Death in the Gulf Stream Cocktail Recipe

Death in the Gulf Stream Cocktail Recipe

Death in the Gulf Stream Cocktail Recipe

Our favorite drink from our time in Detroit was Amanda Mentzer’s Worse for Wear. We mentioned in our write-up on it last week that it’s based on a Hemingway hangover cure. Looking into it further, we discovered that the Hemingway original was in fact the product of the meeting of two of history’s titans of drink: Hemingway, of course, and Charles H. Baker. Baker was a journalist who married an heiress and spent the 1930s eating and drinking his way around the globe with her. These world travels produced first a cookbook and then a cocktail book, The Gentleman’s Companion, Being an Exotic Drinking Book; or, Around the World With Jigger, Beaker, and Flask. If you were sailing the seven seas in search of drinks and drinking buddies in the 1930s, eventually you would have to find your way to Key West and Hemingway. And if Hemingway and Baker were drinking together, you know for sure that they would require a picker upper in the morning. Thus, the Death in the Gulf Stream was born–or, as Baker called it, “Ernest Hemingway’s Reviver On Morning After Anything, Made of Holland Gin & other Things, which We Called ‘Death in the Gulf Stream,’ but Found Most Valuable.” Baker had a thing for long, multiple titles.

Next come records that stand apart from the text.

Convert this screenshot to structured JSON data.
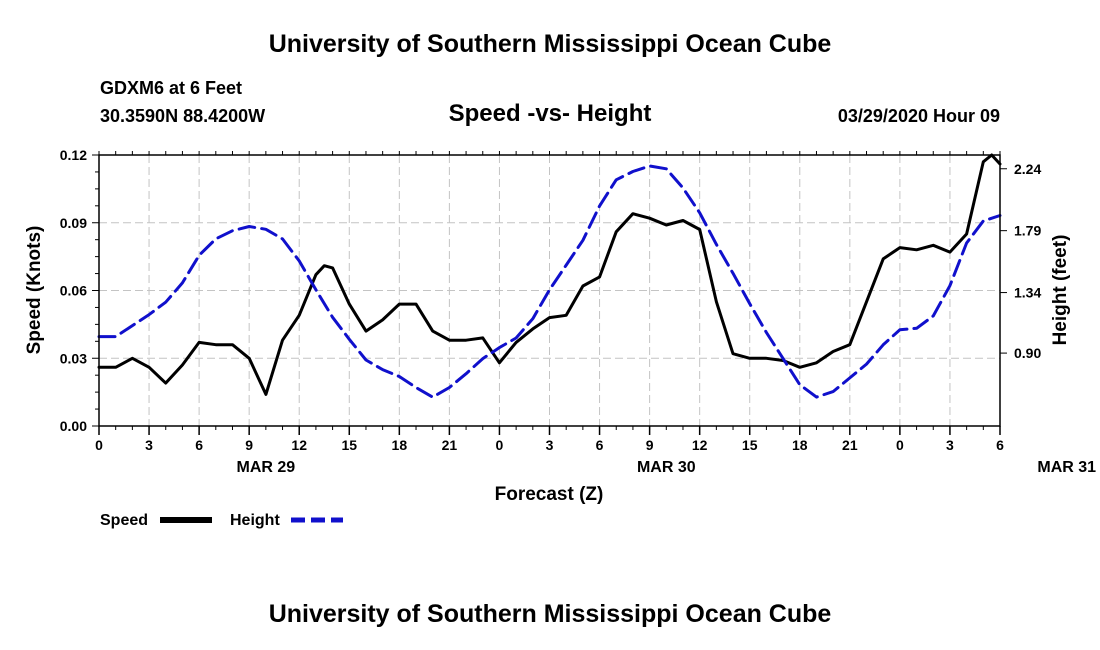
{
  "header": {
    "title": "University of Southern Mississippi Ocean Cube",
    "station": "GDXM6 at 6 Feet",
    "coords": "30.3590N 88.4200W",
    "datetime": "03/29/2020 Hour 09"
  },
  "footer": {
    "title": "University of Southern Mississippi Ocean Cube"
  },
  "chart_data": {
    "type": "line",
    "title": "Speed -vs- Height",
    "xlabel": "Forecast (Z)",
    "ylabel": "Speed (Knots)",
    "y2label": "Height (feet)",
    "x_ticks": [
      "0",
      "3",
      "6",
      "9",
      "12",
      "15",
      "18",
      "21",
      "0",
      "3",
      "6",
      "9",
      "12",
      "15",
      "18",
      "21",
      "0",
      "3",
      "6"
    ],
    "date_labels": [
      {
        "label": "MAR 29",
        "hour": 10
      },
      {
        "label": "MAR 30",
        "hour": 34
      },
      {
        "label": "MAR 31",
        "hour": 58
      }
    ],
    "xlim": [
      0,
      54
    ],
    "ylim": [
      0,
      0.12
    ],
    "y_ticks": [
      "0.00",
      "0.03",
      "0.06",
      "0.09",
      "0.12"
    ],
    "y2lim": [
      0.37,
      2.34
    ],
    "y2_ticks": [
      "0.90",
      "1.34",
      "1.79",
      "2.24"
    ],
    "grid": true,
    "legend": [
      {
        "label": "Speed",
        "color": "#000000"
      },
      {
        "label": "Height",
        "color": "#1010cc"
      }
    ],
    "series": [
      {
        "name": "Speed",
        "axis": "left",
        "color": "#000000",
        "x": [
          0,
          1,
          2,
          3,
          4,
          5,
          6,
          7,
          8,
          9,
          10,
          11,
          12,
          13,
          13.5,
          14,
          15,
          16,
          17,
          18,
          19,
          20,
          21,
          22,
          23,
          24,
          25,
          26,
          27,
          28,
          29,
          30,
          31,
          32,
          33,
          34,
          35,
          36,
          37,
          38,
          39,
          40,
          41,
          42,
          43,
          44,
          45,
          46,
          47,
          48,
          49,
          50,
          51,
          52,
          53,
          53.5,
          54
        ],
        "values": [
          0.026,
          0.026,
          0.03,
          0.026,
          0.019,
          0.027,
          0.037,
          0.036,
          0.036,
          0.03,
          0.014,
          0.038,
          0.049,
          0.067,
          0.071,
          0.07,
          0.054,
          0.042,
          0.047,
          0.054,
          0.054,
          0.042,
          0.038,
          0.038,
          0.039,
          0.028,
          0.037,
          0.043,
          0.048,
          0.049,
          0.062,
          0.066,
          0.086,
          0.094,
          0.092,
          0.089,
          0.091,
          0.087,
          0.055,
          0.032,
          0.03,
          0.03,
          0.029,
          0.026,
          0.028,
          0.033,
          0.036,
          0.055,
          0.074,
          0.079,
          0.078,
          0.08,
          0.077,
          0.085,
          0.117,
          0.12,
          0.116
        ]
      },
      {
        "name": "Height",
        "axis": "right",
        "color": "#1010cc",
        "x": [
          0,
          1,
          2,
          3,
          4,
          5,
          6,
          7,
          8,
          9,
          10,
          11,
          12,
          13,
          14,
          15,
          16,
          17,
          18,
          19,
          20,
          21,
          22,
          23,
          24,
          25,
          26,
          27,
          28,
          29,
          30,
          31,
          32,
          33,
          34,
          35,
          36,
          37,
          38,
          39,
          40,
          41,
          42,
          43,
          44,
          45,
          46,
          47,
          48,
          49,
          50,
          51,
          52,
          53,
          54
        ],
        "values": [
          1.02,
          1.02,
          1.1,
          1.18,
          1.27,
          1.41,
          1.61,
          1.73,
          1.79,
          1.82,
          1.8,
          1.73,
          1.57,
          1.36,
          1.16,
          1.0,
          0.85,
          0.78,
          0.73,
          0.65,
          0.58,
          0.65,
          0.75,
          0.86,
          0.94,
          1.01,
          1.15,
          1.36,
          1.54,
          1.72,
          1.97,
          2.16,
          2.22,
          2.26,
          2.24,
          2.1,
          1.92,
          1.69,
          1.48,
          1.26,
          1.05,
          0.86,
          0.67,
          0.58,
          0.62,
          0.72,
          0.82,
          0.96,
          1.07,
          1.08,
          1.17,
          1.39,
          1.7,
          1.86,
          1.9
        ]
      }
    ]
  }
}
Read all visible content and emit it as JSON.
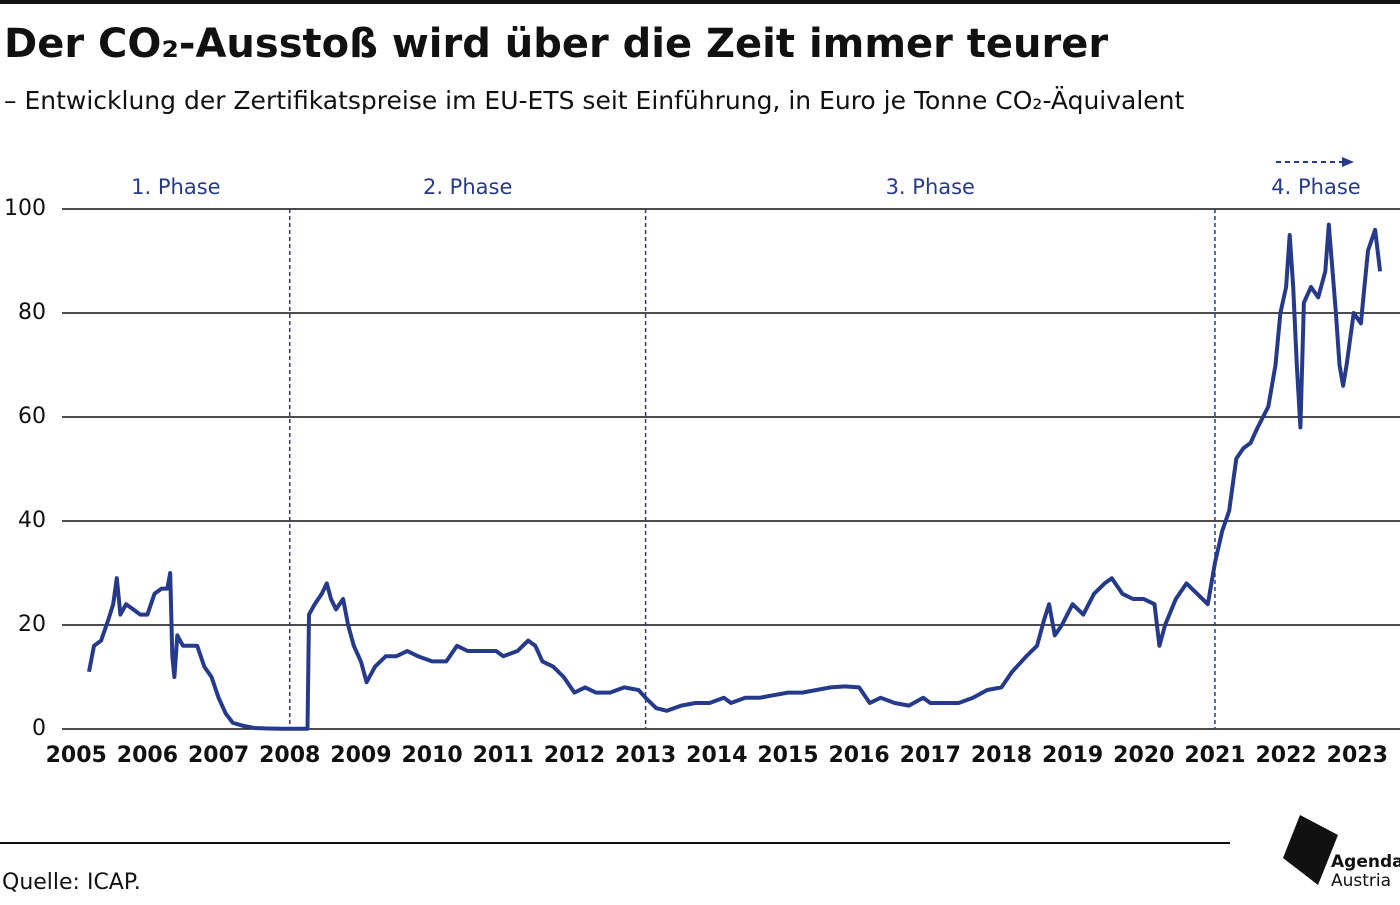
{
  "chart_data": {
    "type": "line",
    "title": "Der CO₂-Ausstoß wird über die Zeit immer teurer",
    "subtitle": "– Entwicklung der Zertifikatspreise im EU-ETS seit Einführung, in Euro je Tonne CO₂-Äquivalent",
    "source": "Quelle: ICAP.",
    "logo_text": [
      "Agenda",
      "Austria"
    ],
    "annotations": [
      "1. Phase",
      "2. Phase",
      "3. Phase",
      "4. Phase"
    ],
    "phase_lines": [
      2008,
      2013,
      2021
    ],
    "xlim": [
      2004.8,
      2023.6
    ],
    "xticks": [
      2005,
      2006,
      2007,
      2008,
      2009,
      2010,
      2011,
      2012,
      2013,
      2014,
      2015,
      2016,
      2017,
      2018,
      2019,
      2020,
      2021,
      2022,
      2023
    ],
    "ylim": [
      0,
      100
    ],
    "yticks": [
      0,
      20,
      40,
      60,
      80,
      100
    ],
    "grid": true,
    "series": [
      {
        "name": "Zertifikatspreis",
        "color": "#263a8c",
        "x": [
          2005.18,
          2005.25,
          2005.35,
          2005.45,
          2005.52,
          2005.57,
          2005.62,
          2005.7,
          2005.8,
          2005.9,
          2006.0,
          2006.1,
          2006.2,
          2006.28,
          2006.32,
          2006.35,
          2006.38,
          2006.42,
          2006.5,
          2006.6,
          2006.7,
          2006.8,
          2006.9,
          2007.0,
          2007.1,
          2007.2,
          2007.35,
          2007.5,
          2007.7,
          2007.9,
          2008.1,
          2008.25,
          2008.27,
          2008.35,
          2008.45,
          2008.52,
          2008.58,
          2008.65,
          2008.75,
          2008.82,
          2008.9,
          2009.0,
          2009.08,
          2009.2,
          2009.35,
          2009.5,
          2009.65,
          2009.8,
          2010.0,
          2010.2,
          2010.35,
          2010.5,
          2010.7,
          2010.9,
          2011.0,
          2011.2,
          2011.35,
          2011.45,
          2011.55,
          2011.7,
          2011.85,
          2012.0,
          2012.15,
          2012.3,
          2012.5,
          2012.7,
          2012.9,
          2013.0,
          2013.15,
          2013.3,
          2013.5,
          2013.7,
          2013.9,
          2014.1,
          2014.2,
          2014.4,
          2014.6,
          2014.8,
          2015.0,
          2015.2,
          2015.4,
          2015.6,
          2015.8,
          2016.0,
          2016.15,
          2016.3,
          2016.5,
          2016.7,
          2016.9,
          2017.0,
          2017.2,
          2017.4,
          2017.6,
          2017.8,
          2018.0,
          2018.15,
          2018.35,
          2018.5,
          2018.6,
          2018.67,
          2018.75,
          2018.85,
          2019.0,
          2019.15,
          2019.3,
          2019.45,
          2019.55,
          2019.7,
          2019.85,
          2020.0,
          2020.15,
          2020.22,
          2020.3,
          2020.45,
          2020.6,
          2020.75,
          2020.9,
          2021.0,
          2021.1,
          2021.2,
          2021.3,
          2021.4,
          2021.5,
          2021.6,
          2021.75,
          2021.85,
          2021.92,
          2022.0,
          2022.05,
          2022.1,
          2022.15,
          2022.2,
          2022.25,
          2022.35,
          2022.45,
          2022.55,
          2022.6,
          2022.7,
          2022.75,
          2022.8,
          2022.85,
          2022.95,
          2023.05,
          2023.1,
          2023.15,
          2023.25,
          2023.32
        ],
        "values": [
          11,
          16,
          17,
          21,
          24,
          29,
          22,
          24,
          23,
          22,
          22,
          26,
          27,
          27,
          30,
          14,
          10,
          18,
          16,
          16,
          16,
          12,
          10,
          6,
          3,
          1.2,
          0.6,
          0.2,
          0.1,
          0.05,
          0.05,
          0.05,
          22,
          24,
          26,
          28,
          25,
          23,
          25,
          20,
          16,
          13,
          9,
          12,
          14,
          14,
          15,
          14,
          13,
          13,
          16,
          15,
          15,
          15,
          14,
          15,
          17,
          16,
          13,
          12,
          10,
          7,
          8,
          7,
          7,
          8,
          7.5,
          6,
          4,
          3.5,
          4.5,
          5,
          5,
          6,
          5,
          6,
          6,
          6.5,
          7,
          7,
          7.5,
          8,
          8.2,
          8,
          5,
          6,
          5,
          4.5,
          6,
          5,
          5,
          5,
          6,
          7.5,
          8,
          11,
          14,
          16,
          21,
          24,
          18,
          20,
          24,
          22,
          26,
          28,
          29,
          26,
          25,
          25,
          24,
          16,
          20,
          25,
          28,
          26,
          24,
          32,
          38,
          42,
          52,
          54,
          55,
          58,
          62,
          70,
          80,
          85,
          95,
          85,
          70,
          58,
          82,
          85,
          83,
          88,
          97,
          80,
          70,
          66,
          70,
          80,
          78,
          85,
          92,
          96,
          88
        ]
      }
    ]
  }
}
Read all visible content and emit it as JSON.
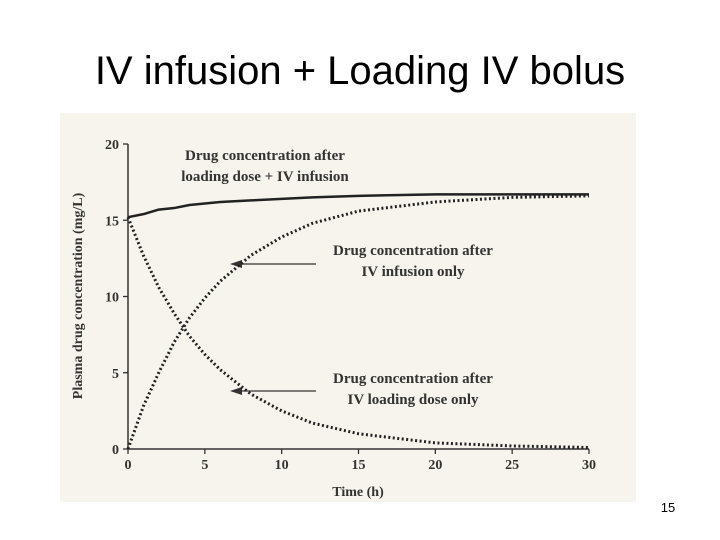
{
  "slide": {
    "title": "IV infusion + Loading IV bolus",
    "page_number": "15"
  },
  "chart_data": {
    "type": "line",
    "xlabel": "Time (h)",
    "ylabel": "Plasma drug concentration (mg/L)",
    "x": [
      0,
      1,
      2,
      3,
      4,
      5,
      6,
      8,
      10,
      12,
      15,
      20,
      25,
      30
    ],
    "series": [
      {
        "color": "#222222",
        "style": "solid",
        "values": [
          15.2,
          15.4,
          15.7,
          15.8,
          16.0,
          16.1,
          16.2,
          16.3,
          16.4,
          16.5,
          16.6,
          16.7,
          16.7,
          16.7
        ]
      },
      {
        "color": "#222222",
        "style": "dotted",
        "values": [
          0,
          2.8,
          5.0,
          7.0,
          8.6,
          9.9,
          11.0,
          12.7,
          13.9,
          14.8,
          15.6,
          16.2,
          16.5,
          16.6
        ]
      },
      {
        "color": "#222222",
        "style": "dotted",
        "values": [
          15.2,
          12.7,
          10.6,
          8.9,
          7.4,
          6.2,
          5.2,
          3.6,
          2.5,
          1.7,
          1.0,
          0.4,
          0.2,
          0.1
        ]
      }
    ],
    "annotations": [
      [
        "Drug concentration after",
        "loading dose + IV infusion"
      ],
      [
        "Drug concentration after",
        "IV infusion only"
      ],
      [
        "Drug concentration after",
        "IV loading dose only"
      ]
    ],
    "xlim": [
      0,
      30
    ],
    "xticks": [
      0,
      5,
      10,
      15,
      20,
      25,
      30
    ],
    "ylim": [
      0,
      20
    ],
    "yticks": [
      0,
      5,
      10,
      15,
      20
    ]
  }
}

Death in the Gulf Stream is a drink that gives no sympathy. It’s not meant to soothe. It’s meant to slap you wide awake and get you right back into the drinking game again. It’s the smelling salts of cocktails, strong, bitter, and tart. As a hangover cure, it’s ridiculous; but we have to admit that it has a bracing quality about it. It’s not what we would call pleasant, but it is kind of magnetic.

Or, as Charles H. Baker puts it, ‘It is reviving and refreshing; cools the blood and inspires renewed interest in food, companions and life.’


  • 3 oz genever, aka Holland gin
  • 4 dashes Angostura bitters
  • 1 lime
  • 1 tsp simple syrup–Baker recommends no sugar at all, but allows for no more than a teaspoon if you must add some. We definitely recommend the teaspoon.


  • Fill a highball glass with crushed ice.
  • Dash the bitters onto the ice.
  • Add the juice of the lime, and then drop the pressed peels in as well. The peels make a surprising difference, contributing a nice vegetal quality to the drink.
  • Add the gin and the simple syrup.